Tehlikeli Oyunlar Hakkında
Baş kahraman Hikmet, hayatı yetersiz bulur. Halinden şikayetçidir ama işlerin düzelmesi konusunda hiç ümidi yoktur. Kendince bazı seyler düzeltmek için verdiği ufak çabaları da sonuçsuz kalır. Ruhsal bunalım yaşayan, uyum sağlamakta zorlanan Hikmet, yazarın da belirttiği gibi bir "tutunamayan" örneğidir.
Yazar, Hikmet’i yaratırken birçok kaynaktan beslenmiş: William Shakespeare'in Hamlet'i ve İncil’deki kutsal üçlü (teslis) bunlardan ikisi. Hikmet, teslisteki İsa figürünü canlandırıyor. Tanrı ve Meryem Ana’yı çağrıştıran figürler de Hikmet’in aynı gecekonduda yaşadığı (ya da yaşadığını hayal ettiği) Albay ve Nurhayat Hanım karakterleri.

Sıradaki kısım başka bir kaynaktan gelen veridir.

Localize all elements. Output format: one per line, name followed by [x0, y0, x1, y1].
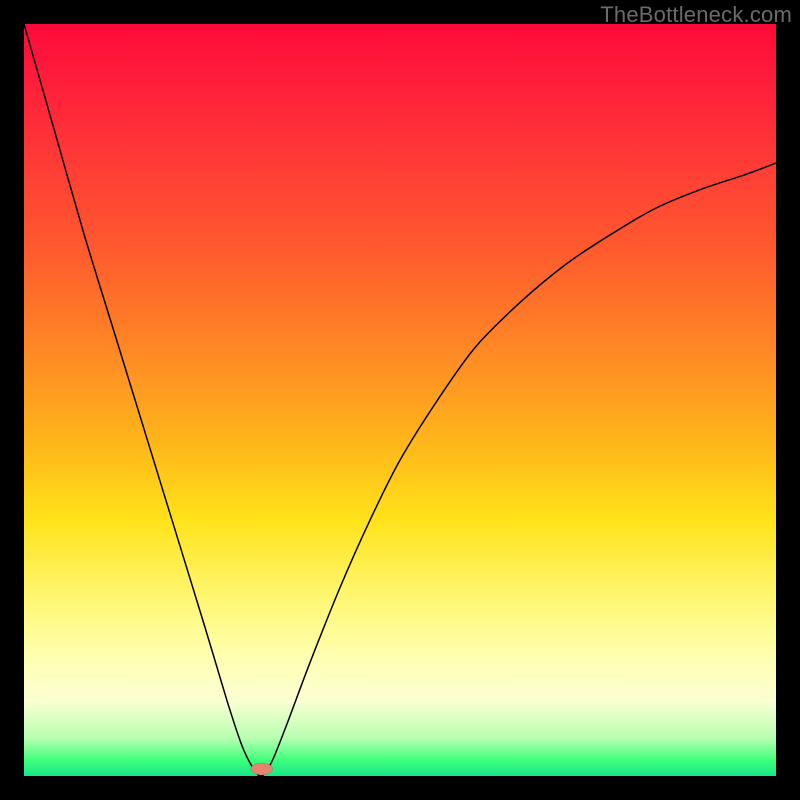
optimal-marker [251, 763, 273, 775]
watermark-label: TheBottleneck.com [600, 2, 792, 28]
curve-svg [24, 24, 776, 776]
plot-area [24, 24, 776, 776]
bottleneck-curve [24, 24, 776, 776]
chart-frame: TheBottleneck.com [0, 0, 800, 800]
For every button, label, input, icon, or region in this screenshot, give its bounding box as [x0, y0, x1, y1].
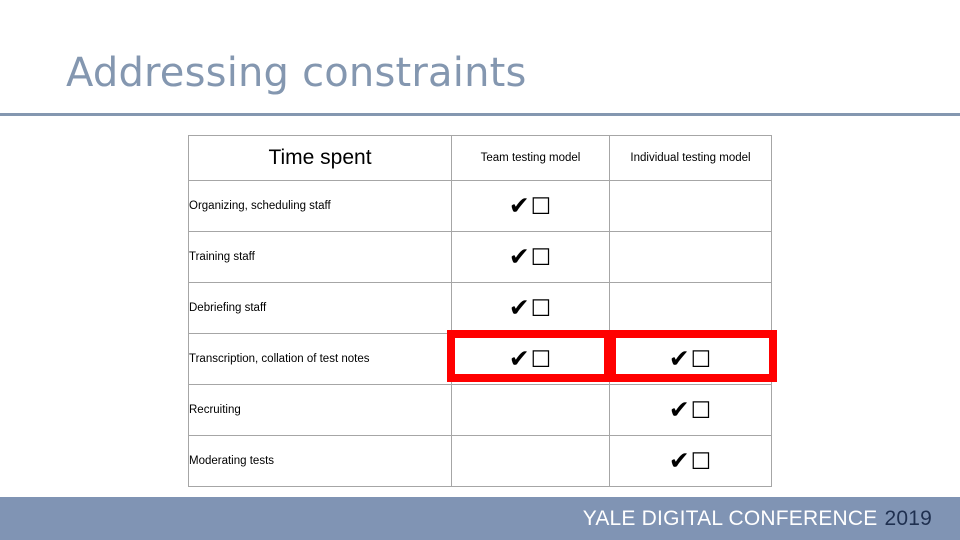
checkmark-cell-team: ✔☐	[451, 435, 610, 487]
checkmark-icon: ✔☐	[508, 191, 553, 220]
footer-band: YALE DIGITAL CONFERENCE 2019	[0, 497, 960, 540]
footer-text: YALE DIGITAL CONFERENCE 2019	[583, 507, 932, 531]
task-label-cell: Debriefing staff	[188, 282, 452, 334]
table-row: Training staff ✔☐ ✔☐	[188, 231, 772, 283]
checkmark-icon: ✔☐	[508, 242, 553, 271]
checkmark-cell-individual: ✔☐	[609, 180, 772, 232]
footer-conference-label: YALE DIGITAL CONFERENCE	[582, 506, 878, 530]
page-title: Addressing constraints	[66, 50, 527, 96]
checkmark-cell-individual: ✔☐	[609, 282, 772, 334]
column-header-time-spent: Time spent	[188, 135, 452, 181]
checkmark-cell-team: ✔☐	[451, 231, 610, 283]
checkmark-icon: ✔☐	[668, 395, 713, 424]
checkmark-icon: ✔☐	[508, 293, 553, 322]
table-row: Organizing, scheduling staff ✔☐ ✔☐	[188, 180, 772, 232]
checkmark-icon: ✔☐	[668, 344, 713, 373]
checkmark-cell-individual: ✔☐	[609, 384, 772, 436]
task-label-cell: Training staff	[188, 231, 452, 283]
table-row: Debriefing staff ✔☐ ✔☐	[188, 282, 772, 334]
table-row: Moderating tests✔☐✔☐	[188, 435, 772, 487]
checkmark-icon: ✔☐	[668, 446, 713, 475]
title-divider	[0, 113, 960, 116]
column-header-team-testing-model: Team testing model	[451, 135, 610, 181]
table-body: Organizing, scheduling staff✔☐✔☐Training…	[188, 180, 772, 487]
table-row: Recruiting✔☐✔☐	[188, 384, 772, 436]
checkmark-cell-individual: ✔☐	[609, 435, 772, 487]
table-header-row: Time spent Team testing model Individual…	[188, 135, 772, 181]
checkmark-cell-team: ✔☐	[451, 333, 610, 385]
checkmark-cell-team: ✔☐	[451, 384, 610, 436]
task-label-cell: Organizing, scheduling staff	[188, 180, 452, 232]
footer-year-label: 2019	[884, 506, 932, 530]
checkmark-icon: ✔☐	[508, 344, 553, 373]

Mekânın gecekondu olarak seçilmesi de tesadüf değildir. Kent kökenli olan Hikmet için gecekondu aykırı bir mekândır ve bunun yarattığı yabancılaştırıcı etkiyi, soyut iç dünya atmosferi yaratmak için kullanılır. Romanda yine Tutunamayanlar gibi iç konuşmalara oldukça sık rastlanır ve okuyucuya aktarılan Hikmet’in yaşamının düş mü gerçek mi olduğu netleştirilmez.
- "yeni nefretlerle uğraşamam." (sf. 8)
- "Ölmek istiyorum. Güzel kalmak için yapabileceğim tek hareket bu." (sf. 9)
- "Cezvedeki sıcak su, tıraş sabununun ve gazetenin üstüne dökülür, siyah kıllı köpükler arasından ıslak harfler görünür." (sf. 13)
- "Bütün hayatımı, en ince ayrıntılarına kadar düşünerek hesapladığım iyiliklerin hayaliyle geçirdim albayım. Artık ne olacaksa olsun istiyorum." (sf. 17)
- "Oysa, bu şirin bölgenize ilk geldiğim gün albayım, çocuklar benimle ilgilendiler: Çevreme toplanıp, ‘Adama bak’, dediler. (Artık çok genç bir insan olmadığımı belirten bu ‘adam’ sözü beni biraz üzüyor. Belki, kendini genç hissetmek isteyenler için başka bir kelime bulunabilir, ne dersiniz?)" (sf. 26)
- "Kişiliği korumak için, bazen yaşamamak gerekiyor." (sf. 58)
- "Herkes, tarih okuyor albayım; bugüne değer veren kalmadı." (sf. 58)
- "Bugün, zaten yaşanıyor; asıl, geçmişte ne olmuş bakalım?" (sf. 58)
- "Pahalı yaşantıların yüksek soğukluğundan kurtardık kendimizi; dört renkli ve resimli bir hayatın içindeyiz. İşte hürriyet budur." (sf. 60)
- "Çünkü, yaşımın icabı, salim düşünmeğe çalışıyorum: Ben mi şaşırdım, yoksa herkes birden garip bir cinnete doğru mu yol alıyor?" (sf. 63)
- "bir işe yaramadığı halde durmadan okuyorsunuz" (sf. 64)
- "kendimle konuşurken bile onun hoşuna gitmeğe çalışıyordum." (sf. 70)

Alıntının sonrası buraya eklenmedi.